Pascale doing taste-testing at the first ‘Cuse Market, earlier this fall in Bird Library
“When you bite into a mince pie or mincemeat tart, you are participating in a hallowed culinary tradition that started in ancient times and crossed millennia and oceans,” says Pascale, who did customer taste-testing before launching her product at the first ‘Cuse Market, co-sponsored by the LaunchPad and the Falcone Center at Bird Library. She blind-tasted her original recipe against a number of other mince products. Hers handily won as the most delicious.
To find the best mincemeat in the world, now you only have to visit the F Shed at the CNY Regional Market, or “like,” follow, and connect on Facebook and Twitter: farmerstreetpantry or order by e-mail, email@example.com
Mama’s Snack Shack Granola
For a crunchy, delicious, savory treat, that’s tasty from breakfast to bedtime, or for lunch snacks and on-the-go, try Mama’s Snack Shack granola. Available in two flavors, Apple Pie and Ginger Snap, the granola is healthy and yummy, vegan, gluten-free. Made with love by Cathy Mulford, an SU staff member who is part of the Bird Library team, the granolas were recently featured at SSIC’s Holiday Market. They also feature fruits from local orchards in the Apple Pie granola.
As Mulford points out, “Oats provide complex carbohydrates, so the snack stays with you longer,” meaning you feel satisfied longer, suppressing hunger that often drives people to keep eating unhealthy snacks. As she describes it, “All the warm fuzzy feelings inside a bag of yummy goodness without all the sugar, fat and preservatives.”
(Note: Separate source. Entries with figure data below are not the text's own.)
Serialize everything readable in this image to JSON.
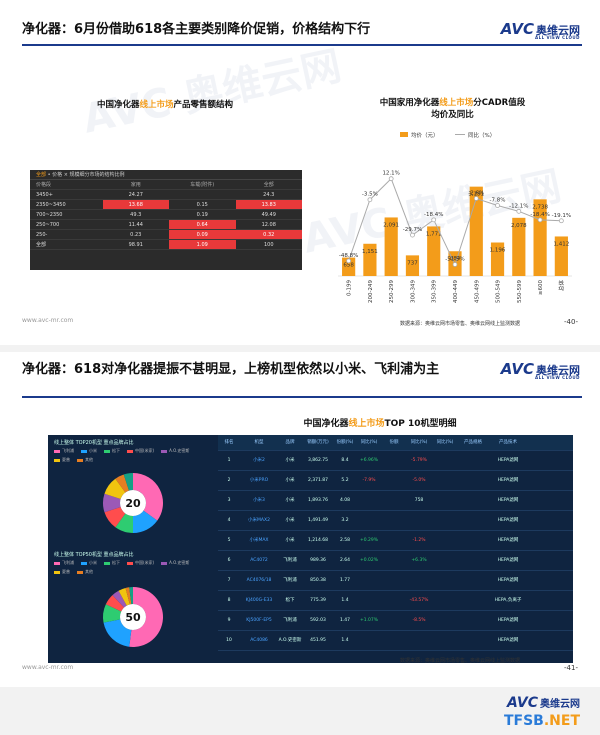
{
  "slide1": {
    "title": "净化器：6月份借助618各主要类别降价促销，价格结构下行",
    "logo": {
      "brand": "AVC",
      "cn": "奥维云网",
      "sub": "ALL VIEW CLOUD"
    },
    "left_chart": {
      "title_pre": "中国净化器",
      "title_hl": "线上市场",
      "title_post": "产品零售额结构",
      "table_header_hl": "全部",
      "table_header": " • 价格 × 规模细分市场的结构比例",
      "columns": [
        "价格段",
        "家用",
        "车载(附件)",
        "全部"
      ],
      "rows": [
        {
          "label": "3450+",
          "c1": "24.27",
          "c2": "",
          "c3": "24.3",
          "r1": false,
          "r2": false,
          "r3": false
        },
        {
          "label": "2350~3450",
          "c1": "13.68",
          "c2": "0.15",
          "c3": "13.83",
          "r1": true,
          "r2": false,
          "r3": true
        },
        {
          "label": "700~2350",
          "c1": "49.3",
          "c2": "0.19",
          "c3": "49.49",
          "r1": false,
          "r2": false,
          "r3": false
        },
        {
          "label": "250~700",
          "c1": "11.44",
          "c2": "0.64",
          "c3": "12.08",
          "r1": false,
          "r2": true,
          "r3": false
        },
        {
          "label": "250-",
          "c1": "0.23",
          "c2": "0.09",
          "c3": "0.32",
          "r1": false,
          "r2": true,
          "r3": true
        },
        {
          "label": "全部",
          "c1": "98.91",
          "c2": "1.09",
          "c3": "100",
          "r1": false,
          "r2": true,
          "r3": false
        }
      ]
    },
    "right_chart_title_pre": "中国家用净化器",
    "right_chart_title_hl": "线上市场",
    "right_chart_title_post": "分CADR值段",
    "right_chart_title_line2": "均价及同比",
    "footer_url": "www.avc-mr.com",
    "source": "数据来源：奥维云网市场零售、奥维云网线上监测数据",
    "page": "-40-"
  },
  "chart_data": {
    "type": "bar",
    "categories": [
      "0-199",
      "200-249",
      "250-299",
      "300-349",
      "350-399",
      "400-449",
      "450-499",
      "500-549",
      "550-599",
      "≥600",
      "总体"
    ],
    "series": [
      {
        "name": "均价（元）",
        "values": [
          658,
          1151,
          2091,
          737,
          1771,
          884,
          3191,
          1196,
          2078,
          2738,
          1412
        ],
        "labels": [
          "658",
          "1,151",
          "2,091",
          "737",
          "1,771",
          "884",
          "3,191",
          "1,196",
          "2,078",
          "2,738",
          "1,412"
        ]
      },
      {
        "name": "同比（%）",
        "values": [
          -48.8,
          -3.5,
          12.1,
          -29.7,
          -18.4,
          -51.5,
          -2.6,
          -7.8,
          -12.1,
          -18.4,
          -19.1
        ],
        "labels": [
          "-48.8%",
          "-3.5%",
          "12.1%",
          "-29.7%",
          "-18.4%",
          "-51.5%",
          "-2.6%",
          "-7.8%",
          "-12.1%",
          "-18.4%",
          "-19.1%"
        ]
      }
    ],
    "colors": {
      "bar": "#f39c1a",
      "line": "#aaaaaa"
    }
  },
  "slide2": {
    "title": "净化器：618对净化器提振不甚明显，上榜机型依然以小米、飞利浦为主",
    "table_title_pre": "中国净化器",
    "table_title_hl": "线上市场",
    "table_title_post": "TOP 10机型明细",
    "panel1_title": "线上整体 TOP20机型 重点品牌占比",
    "panel2_title": "线上整体 TOP50机型 重点品牌占比",
    "legend": [
      {
        "name": "飞利浦",
        "color": "#ff69b4"
      },
      {
        "name": "小米",
        "color": "#1fa2ff"
      },
      {
        "name": "松下",
        "color": "#2ecc71"
      },
      {
        "name": "中国(米家)",
        "color": "#ff4d4d"
      },
      {
        "name": "A.O.史密斯",
        "color": "#9b59b6"
      },
      {
        "name": "夏普",
        "color": "#f1c40f"
      },
      {
        "name": "其他",
        "color": "#e67e22"
      }
    ],
    "donut1": {
      "center": "20",
      "values": [
        7,
        3,
        2,
        2,
        2,
        2,
        1,
        1
      ]
    },
    "donut2": {
      "center": "50",
      "values": [
        26,
        10,
        5,
        3,
        2,
        2,
        1,
        1
      ]
    },
    "table": {
      "columns": [
        "排名",
        "机型",
        "品牌",
        "销额(万元)",
        "份额(%)",
        "同比(%)",
        "份额",
        "同比(%)",
        "同比(%)",
        "产品规格",
        "产品技术"
      ],
      "rows": [
        [
          "1",
          "小米2",
          "小米",
          "3,862.75",
          "8.4",
          "+6.96%",
          "",
          "-5.79%",
          "",
          "",
          "HEPA滤网"
        ],
        [
          "2",
          "小米PRO",
          "小米",
          "2,371.87",
          "5.2",
          "-7.9%",
          "",
          "-5.0%",
          "",
          "",
          "HEPA滤网"
        ],
        [
          "3",
          "小米3",
          "小米",
          "1,893.76",
          "4.08",
          "",
          "",
          "758",
          "",
          "",
          "HEPA滤网"
        ],
        [
          "4",
          "小米MAX2",
          "小米",
          "1,491.49",
          "3.2",
          "",
          "",
          "",
          "",
          "",
          "HEPA滤网"
        ],
        [
          "5",
          "小米MAX",
          "小米",
          "1,214.68",
          "2.58",
          "+0.29%",
          "",
          "-1.2%",
          "",
          "",
          "HEPA滤网"
        ],
        [
          "6",
          "AC4072",
          "飞利浦",
          "989.36",
          "2.64",
          "+0.02%",
          "",
          "+6.3%",
          "",
          "",
          "HEPA滤网"
        ],
        [
          "7",
          "AC4076/18",
          "飞利浦",
          "850.38",
          "1.77",
          "",
          "",
          "",
          "",
          "",
          "HEPA滤网"
        ],
        [
          "8",
          "KJ400G-E33",
          "松下",
          "775.39",
          "1.4",
          "",
          "",
          "-43.57%",
          "",
          "",
          "HEPA,负离子"
        ],
        [
          "9",
          "KJ500F-EP5",
          "飞利浦",
          "592.03",
          "1.47",
          "+1.07%",
          "",
          "-8.5%",
          "",
          "",
          "HEPA滤网"
        ],
        [
          "10",
          "AC4086",
          "A.O.史密斯",
          "451.95",
          "1.4",
          "",
          "",
          "",
          "",
          "",
          "HEPA滤网"
        ]
      ]
    },
    "footer_url": "www.avc-mr.com",
    "source": "数据来源：奥维云网市场零售、奥维云网线上监测数据",
    "page": "-41-"
  },
  "bottom": {
    "logo_brand": "AVC",
    "logo_cn": "奥维云网",
    "site_a": "TFSB",
    "site_b": ".NET"
  },
  "watermark": "AVC 奥维云网"
}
There is nothing to better warm up a cold winter’s day than spiced gingersnap granola studded with amazing bits of crystallized ginger. It will take you right back to your grandmother’s kitchen (presuming your grandmother was an awesome cook who knew how to make magic with ginger, cinnamon and other tasty spices that taste like they came right out of the homemade cookie jar). It will cozy you up this winter, and it’s a great way to start off your New Year’s resolution to get healthy!
Check out Mama’s Snack Shack on Facebook: mamassnackshack and order yours at MamasSnackShack@yahoo.com
Both are awesome product launches, just in time for the holidays. Congratulations to these two dynamic entreprepreneurs, Lynne Pascale and Cathy Mulford.